Hello everyone!
This is my first post on ILP, and I have a bit of a burning question that I cannot seem to resolve.
In Sartre’s lecture Existentialism is a Humanism he asserts that there are two types of existentialism:
Christian Existentialism [Jaspers, Kierkegaard] (CE) - Which asserts that we are fashioned by a divine artisan who has instilled elements of the supreme intellect in our being
Atheistic Existentialism [Sartre, Heidegger] (AE) - Which asserts that man arose as a form due to natural forces, and is simply the product of his circumstances, and his attitude.

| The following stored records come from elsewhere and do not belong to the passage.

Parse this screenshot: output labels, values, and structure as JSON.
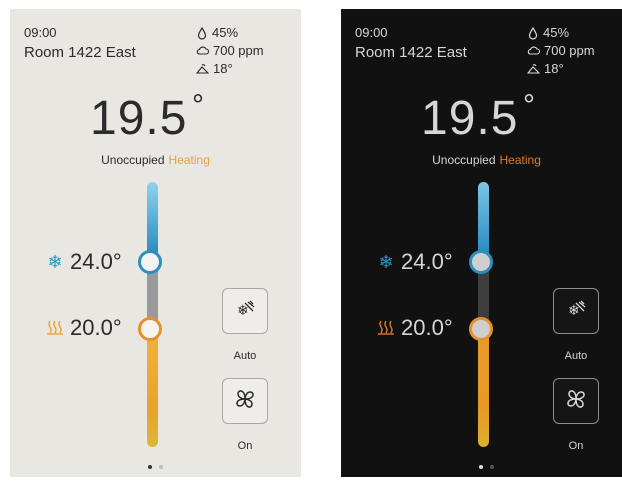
{
  "panels": [
    {
      "theme": "light",
      "time": "09:00",
      "room": "Room 1422 East",
      "humidity": "45%",
      "co2": "700 ppm",
      "outdoor_temp": "18°",
      "temperature": "19.5",
      "degree_symbol": "°",
      "occupancy": "Unoccupied",
      "state": "Heating",
      "cool_setpoint": "24.0°",
      "heat_setpoint": "20.0°",
      "mode_label": "Auto",
      "fan_label": "On",
      "page_indicator": {
        "current": 1,
        "total": 2
      }
    },
    {
      "theme": "dark",
      "time": "09:00",
      "room": "Room 1422 East",
      "humidity": "45%",
      "co2": "700 ppm",
      "outdoor_temp": "18°",
      "temperature": "19.5",
      "degree_symbol": "°",
      "occupancy": "Unoccupied",
      "state": "Heating",
      "cool_setpoint": "24.0°",
      "heat_setpoint": "20.0°",
      "mode_label": "Auto",
      "fan_label": "On",
      "page_indicator": {
        "current": 1,
        "total": 2
      }
    }
  ],
  "icons": {
    "humidity": "droplet-icon",
    "co2": "cloud-icon",
    "outdoor": "outdoor-temperature-icon",
    "cool": "snowflake-icon",
    "heat": "heat-waves-icon",
    "mode": "auto-mode-icon",
    "fan": "fan-icon"
  },
  "colors": {
    "cool_accent": "#2c8fc0",
    "heat_accent": "#e8a33a",
    "light_bg": "#e8e7e2",
    "dark_bg": "#111111"
  }
}
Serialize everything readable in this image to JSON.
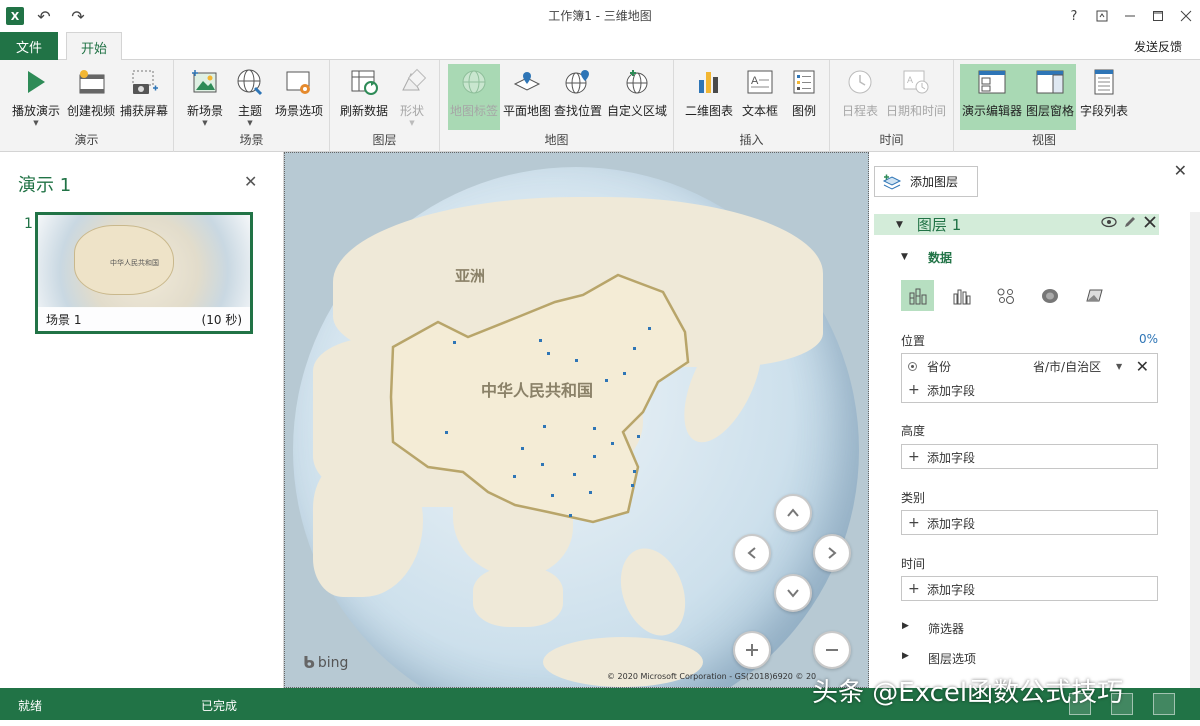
{
  "window": {
    "title": "工作簿1 - 三维地图",
    "help": "?",
    "logo_letter": "X"
  },
  "tabs": {
    "file": "文件",
    "home": "开始",
    "feedback": "发送反馈"
  },
  "ribbon": {
    "groups": {
      "presentation": "演示",
      "scene": "场景",
      "layer": "图层",
      "map": "地图",
      "insert": "插入",
      "time": "时间",
      "view": "视图"
    },
    "buttons": {
      "play": "播放演示",
      "create_video": "创建视频",
      "capture_screen": "捕获屏幕",
      "new_scene": "新场景",
      "theme": "主题",
      "scene_options": "场景选项",
      "refresh_data": "刷新数据",
      "shapes": "形状",
      "map_labels": "地图标签",
      "flat_map": "平面地图",
      "find_location": "查找位置",
      "custom_regions": "自定义区域",
      "chart_2d": "二维图表",
      "text_box": "文本框",
      "legend": "图例",
      "timeline": "日程表",
      "date_time": "日期和时间",
      "tour_editor": "演示编辑器",
      "layer_pane": "图层窗格",
      "field_list": "字段列表"
    }
  },
  "left_pane": {
    "title": "演示 1",
    "scene_number": "1",
    "scene_name": "场景 1",
    "scene_duration": "(10 秒)",
    "thumb_label": "中华人民共和国"
  },
  "map": {
    "label_asia": "亚洲",
    "label_china": "中华人民共和国",
    "bing": "bing",
    "copyright": "© 2020 Microsoft Corporation - GS(2018)6920 © 20"
  },
  "right_pane": {
    "add_layer": "添加图层",
    "layer_name": "图层 1",
    "data_section": "数据",
    "location_label": "位置",
    "location_pct": "0%",
    "location_field": "省份",
    "location_field_type": "省/市/自治区",
    "add_field": "添加字段",
    "height_label": "高度",
    "category_label": "类别",
    "time_label": "时间",
    "filters": "筛选器",
    "layer_options": "图层选项"
  },
  "status": {
    "ready": "就绪",
    "done": "已完成",
    "watermark": "头条 @Excel函数公式技巧"
  },
  "colors": {
    "accent": "#217346",
    "active_button": "#a9d9b4",
    "layer_header": "#d3ecd9"
  }
}
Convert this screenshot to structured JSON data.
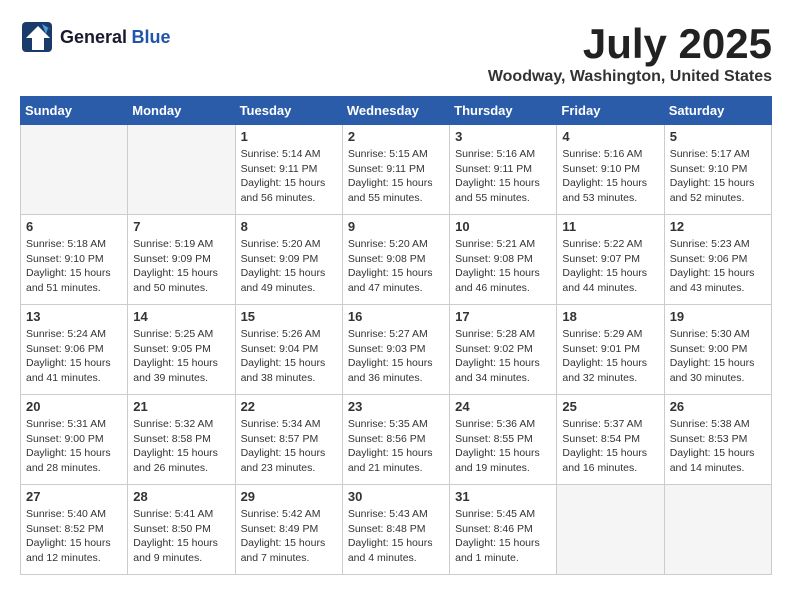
{
  "header": {
    "logo_general": "General",
    "logo_blue": "Blue",
    "month_title": "July 2025",
    "location": "Woodway, Washington, United States"
  },
  "days_of_week": [
    "Sunday",
    "Monday",
    "Tuesday",
    "Wednesday",
    "Thursday",
    "Friday",
    "Saturday"
  ],
  "weeks": [
    [
      {
        "day": "",
        "info": ""
      },
      {
        "day": "",
        "info": ""
      },
      {
        "day": "1",
        "info": "Sunrise: 5:14 AM\nSunset: 9:11 PM\nDaylight: 15 hours and 56 minutes."
      },
      {
        "day": "2",
        "info": "Sunrise: 5:15 AM\nSunset: 9:11 PM\nDaylight: 15 hours and 55 minutes."
      },
      {
        "day": "3",
        "info": "Sunrise: 5:16 AM\nSunset: 9:11 PM\nDaylight: 15 hours and 55 minutes."
      },
      {
        "day": "4",
        "info": "Sunrise: 5:16 AM\nSunset: 9:10 PM\nDaylight: 15 hours and 53 minutes."
      },
      {
        "day": "5",
        "info": "Sunrise: 5:17 AM\nSunset: 9:10 PM\nDaylight: 15 hours and 52 minutes."
      }
    ],
    [
      {
        "day": "6",
        "info": "Sunrise: 5:18 AM\nSunset: 9:10 PM\nDaylight: 15 hours and 51 minutes."
      },
      {
        "day": "7",
        "info": "Sunrise: 5:19 AM\nSunset: 9:09 PM\nDaylight: 15 hours and 50 minutes."
      },
      {
        "day": "8",
        "info": "Sunrise: 5:20 AM\nSunset: 9:09 PM\nDaylight: 15 hours and 49 minutes."
      },
      {
        "day": "9",
        "info": "Sunrise: 5:20 AM\nSunset: 9:08 PM\nDaylight: 15 hours and 47 minutes."
      },
      {
        "day": "10",
        "info": "Sunrise: 5:21 AM\nSunset: 9:08 PM\nDaylight: 15 hours and 46 minutes."
      },
      {
        "day": "11",
        "info": "Sunrise: 5:22 AM\nSunset: 9:07 PM\nDaylight: 15 hours and 44 minutes."
      },
      {
        "day": "12",
        "info": "Sunrise: 5:23 AM\nSunset: 9:06 PM\nDaylight: 15 hours and 43 minutes."
      }
    ],
    [
      {
        "day": "13",
        "info": "Sunrise: 5:24 AM\nSunset: 9:06 PM\nDaylight: 15 hours and 41 minutes."
      },
      {
        "day": "14",
        "info": "Sunrise: 5:25 AM\nSunset: 9:05 PM\nDaylight: 15 hours and 39 minutes."
      },
      {
        "day": "15",
        "info": "Sunrise: 5:26 AM\nSunset: 9:04 PM\nDaylight: 15 hours and 38 minutes."
      },
      {
        "day": "16",
        "info": "Sunrise: 5:27 AM\nSunset: 9:03 PM\nDaylight: 15 hours and 36 minutes."
      },
      {
        "day": "17",
        "info": "Sunrise: 5:28 AM\nSunset: 9:02 PM\nDaylight: 15 hours and 34 minutes."
      },
      {
        "day": "18",
        "info": "Sunrise: 5:29 AM\nSunset: 9:01 PM\nDaylight: 15 hours and 32 minutes."
      },
      {
        "day": "19",
        "info": "Sunrise: 5:30 AM\nSunset: 9:00 PM\nDaylight: 15 hours and 30 minutes."
      }
    ],
    [
      {
        "day": "20",
        "info": "Sunrise: 5:31 AM\nSunset: 9:00 PM\nDaylight: 15 hours and 28 minutes."
      },
      {
        "day": "21",
        "info": "Sunrise: 5:32 AM\nSunset: 8:58 PM\nDaylight: 15 hours and 26 minutes."
      },
      {
        "day": "22",
        "info": "Sunrise: 5:34 AM\nSunset: 8:57 PM\nDaylight: 15 hours and 23 minutes."
      },
      {
        "day": "23",
        "info": "Sunrise: 5:35 AM\nSunset: 8:56 PM\nDaylight: 15 hours and 21 minutes."
      },
      {
        "day": "24",
        "info": "Sunrise: 5:36 AM\nSunset: 8:55 PM\nDaylight: 15 hours and 19 minutes."
      },
      {
        "day": "25",
        "info": "Sunrise: 5:37 AM\nSunset: 8:54 PM\nDaylight: 15 hours and 16 minutes."
      },
      {
        "day": "26",
        "info": "Sunrise: 5:38 AM\nSunset: 8:53 PM\nDaylight: 15 hours and 14 minutes."
      }
    ],
    [
      {
        "day": "27",
        "info": "Sunrise: 5:40 AM\nSunset: 8:52 PM\nDaylight: 15 hours and 12 minutes."
      },
      {
        "day": "28",
        "info": "Sunrise: 5:41 AM\nSunset: 8:50 PM\nDaylight: 15 hours and 9 minutes."
      },
      {
        "day": "29",
        "info": "Sunrise: 5:42 AM\nSunset: 8:49 PM\nDaylight: 15 hours and 7 minutes."
      },
      {
        "day": "30",
        "info": "Sunrise: 5:43 AM\nSunset: 8:48 PM\nDaylight: 15 hours and 4 minutes."
      },
      {
        "day": "31",
        "info": "Sunrise: 5:45 AM\nSunset: 8:46 PM\nDaylight: 15 hours and 1 minute."
      },
      {
        "day": "",
        "info": ""
      },
      {
        "day": "",
        "info": ""
      }
    ]
  ]
}
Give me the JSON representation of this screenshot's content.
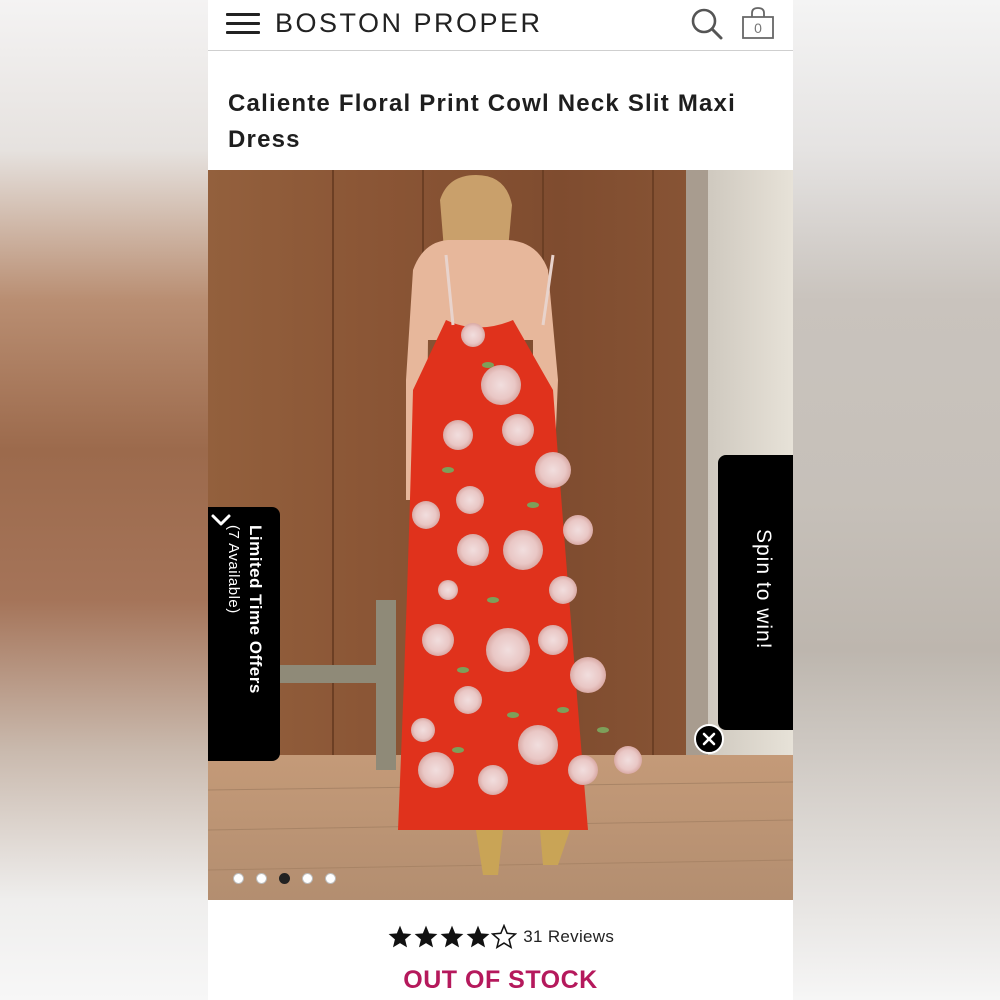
{
  "header": {
    "brand": "BOSTON PROPER",
    "bag_count": "0",
    "icons": [
      "hamburger-menu-icon",
      "search-icon",
      "shopping-bag-icon"
    ]
  },
  "product": {
    "title": "Caliente Floral Print Cowl Neck Slit Maxi Dress",
    "rating": 4,
    "rating_max": 5,
    "reviews_label": "31 Reviews",
    "stock_status": "OUT OF STOCK"
  },
  "gallery": {
    "image_count": 5,
    "active_index": 2
  },
  "offers_tab": {
    "title": "Limited Time Offers",
    "subtitle": "(7 Available)"
  },
  "spin_tab": {
    "label": "Spin to win!"
  },
  "colors": {
    "stock_status": "#b5195c",
    "tab_background": "#000000",
    "dress": "#e0321c"
  }
}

What dilineates the two, is the idea that “existence precedes essence”, in this case rejected by the CEs, and maintained by the AEs. What Sartre means by this, is that mankind must first choose his existence, and project himself into the future in order to have identity (essence), otherwise he/she does not exist, or is nothingness. The CE holds that God has instilled some kind of “human nature” in us, that would be maintained regardless of future attitudes or actions, but Sartre and Heidegger say the opposite, insisting that we are the ‘facticity’ or accumulation of all past action, and future potential, but nothing more.
The logical difficulty I encounter can be thusly expressed:
In order for Sartre to be right about this, their must be some kind of entity within a human being, or at the very least an emergent property of being human that can make a meaningful choice. This entity, must also predate all actions undertaken by that being, and all choices that being makes. When a human being begins existing (i.e. a human child is born), in Sartre’s view, this choosing entity must exist before the child makes the decision to breath, to open its eyes, and so on. But Sartre also fundamentally asserts in Being and Nothingness that without future projection, and without facticity, we are at base, nothing. So it’s a bit of a chicken-and-the-egg problem. One must exist in order to choose, and one must choose in order to have an essence. But, how can we go about making a choice, or existing, if we begin in a state in which we have no identity?
CEs solve this problem by saying that our existential agent comes from God, but it does not seem as though the AEs such as Heidegger and Sartre can account for the emergence of our existential agent, our conscience, or Dasein. How did we make our first existential choice, if we at base had no existential identity on which to base that choice?